Ketergantungan itu tidak selalu nyaman bagi semua orang. Dalam aktivitas sehari-hari, kacamata dapat memengaruhi produktivitas, mobilitas, dan rasa praktis saat bekerja maupun beraktivitas di luar rumah.
Apa yang ditawarkan Presbyond
Melansir laman Mayapada, Presbyond Laser Blended Vision adalah teknologi koreksi penglihatan berbasis laser yang dikembangkan untuk membantu mengatasi presbiopia. Teknologi ini bekerja dengan pendekatan blended vision, yaitu memanfaatkan kemampuan satu mata untuk melihat jauh dan mata lainnya untuk melihat dekat, namun tetap memberi kesan penglihatan yang alami bagi otak.

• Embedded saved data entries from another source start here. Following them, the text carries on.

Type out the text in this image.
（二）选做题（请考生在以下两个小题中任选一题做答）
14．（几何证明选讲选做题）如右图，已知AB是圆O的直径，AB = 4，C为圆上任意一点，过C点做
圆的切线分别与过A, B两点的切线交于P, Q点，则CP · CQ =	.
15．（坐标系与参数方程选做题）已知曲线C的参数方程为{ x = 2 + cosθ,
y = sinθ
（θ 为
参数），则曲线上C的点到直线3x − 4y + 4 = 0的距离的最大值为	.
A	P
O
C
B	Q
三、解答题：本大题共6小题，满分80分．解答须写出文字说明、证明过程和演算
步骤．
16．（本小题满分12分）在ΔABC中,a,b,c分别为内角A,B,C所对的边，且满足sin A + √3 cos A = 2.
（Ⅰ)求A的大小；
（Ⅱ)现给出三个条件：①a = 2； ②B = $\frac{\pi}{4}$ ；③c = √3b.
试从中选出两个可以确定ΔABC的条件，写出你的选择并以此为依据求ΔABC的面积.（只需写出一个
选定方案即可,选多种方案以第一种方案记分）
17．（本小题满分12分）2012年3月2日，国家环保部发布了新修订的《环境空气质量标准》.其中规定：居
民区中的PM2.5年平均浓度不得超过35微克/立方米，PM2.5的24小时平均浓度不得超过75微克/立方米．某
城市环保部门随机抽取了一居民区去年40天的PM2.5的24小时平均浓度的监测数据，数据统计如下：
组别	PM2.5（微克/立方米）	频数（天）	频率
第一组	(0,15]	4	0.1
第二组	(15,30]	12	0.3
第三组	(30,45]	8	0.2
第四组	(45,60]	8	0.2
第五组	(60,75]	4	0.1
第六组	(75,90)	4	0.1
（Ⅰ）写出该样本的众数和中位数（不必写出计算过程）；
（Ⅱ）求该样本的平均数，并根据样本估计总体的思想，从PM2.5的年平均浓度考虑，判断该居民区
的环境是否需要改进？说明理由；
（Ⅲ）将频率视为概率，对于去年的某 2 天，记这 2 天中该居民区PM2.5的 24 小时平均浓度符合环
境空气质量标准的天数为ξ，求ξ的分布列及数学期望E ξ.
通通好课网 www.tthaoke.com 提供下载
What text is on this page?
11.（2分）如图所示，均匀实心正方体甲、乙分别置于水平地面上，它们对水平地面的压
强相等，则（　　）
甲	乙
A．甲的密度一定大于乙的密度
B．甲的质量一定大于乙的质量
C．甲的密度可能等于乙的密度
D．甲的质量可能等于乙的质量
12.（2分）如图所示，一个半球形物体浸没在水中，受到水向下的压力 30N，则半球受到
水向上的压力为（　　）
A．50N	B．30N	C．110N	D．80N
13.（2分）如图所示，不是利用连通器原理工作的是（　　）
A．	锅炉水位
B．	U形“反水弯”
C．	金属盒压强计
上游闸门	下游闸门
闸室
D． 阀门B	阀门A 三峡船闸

Presbyond berbeda dari LASIK biasa karena disesuaikan secara personal berdasarkan profil aberasi mata pasien. Dengan bantuan perangkat pemetaan kornea yang canggih, tindakan ini dirancang agar hasil koreksinya lebih presisi dan nyaman.
Pendekatan tersebut menempatkan Presbyond sebagai solusi yang relevan bagi orang yang ingin tetap aktif tanpa terlalu bergantung pada kacamata. Di sisi lain, teknologi ini juga menjawab kebutuhan pasien yang menginginkan prosedur koreksi penglihatan yang tidak terlalu invasif.
Manfaat yang ditonjolkan
Salah satu manfaat utama Presbyond adalah membantu mengurangi bahkan menghilangkan kebutuhan akan kacamata baca. Teknologi ini juga disebut tidak memerlukan operasi katarak karena tidak mengganti lensa mata.
Prosedurnya dilakukan dalam waktu singkat dengan pemulihan yang cepat dan rasa tidak nyaman yang minimal. Karena bersifat personal, tingkat koreksi juga menyesuaikan profil penglihatan unik masing-masing individu.
Kriteria pasien yang dinilai cocok
Presbyond direkomendasikan bagi pasien berusia 40 tahun ke atas yang mulai kesulitan membaca. Teknologi ini juga ditujukan bagi mereka yang tidak memiliki katarak atau penyakit mata lain, serta ingin solusi bebas kacamata tanpa prosedur invasif.
Selain itu, Presbyond tidak ditujukan untuk gangguan mata berat seperti glaukoma atau retina lepas. Karena itu, evaluasi dokter tetap menjadi langkah penting sebelum menentukan apakah tindakan ini sesuai untuk kondisi mata seseorang.
Bagian dari koreksi penglihatan modern
President Director & CEO Mayapada Healthcare, Navin Sonthalia, menyampaikan bahwa MEC juga menghadirkan SMILE Pro sebagai teknologi koreksi penglihatan dengan laser femtosecond generasi terbaru yang dilengkapi Oculign System untuk menjaga akurasi dan stabilitas tindakan. Prosedur ini disebut minimal invasif, singkat, dan efektif untuk membantu pasien terbebas dari ketergantungan pada kacamata maupun lensa kontak, termasuk pada kasus rabun dekat atau hipermetropia.
Dalam penjelasan yang sama, SMILE Pro untuk miopia dan astigmatisme disebut berdurasi 8 detik, sedangkan PRESBYOND untuk presbiopia dapat diselesaikan dalam sekitar 20 detik. Teknologi seperti ini menegaskan bahwa koreksi penglihatan kini bergerak ke arah tindakan yang lebih cepat, personal, dan disesuaikan dengan kebutuhan pasien yang ingin tetap produktif di era longevity.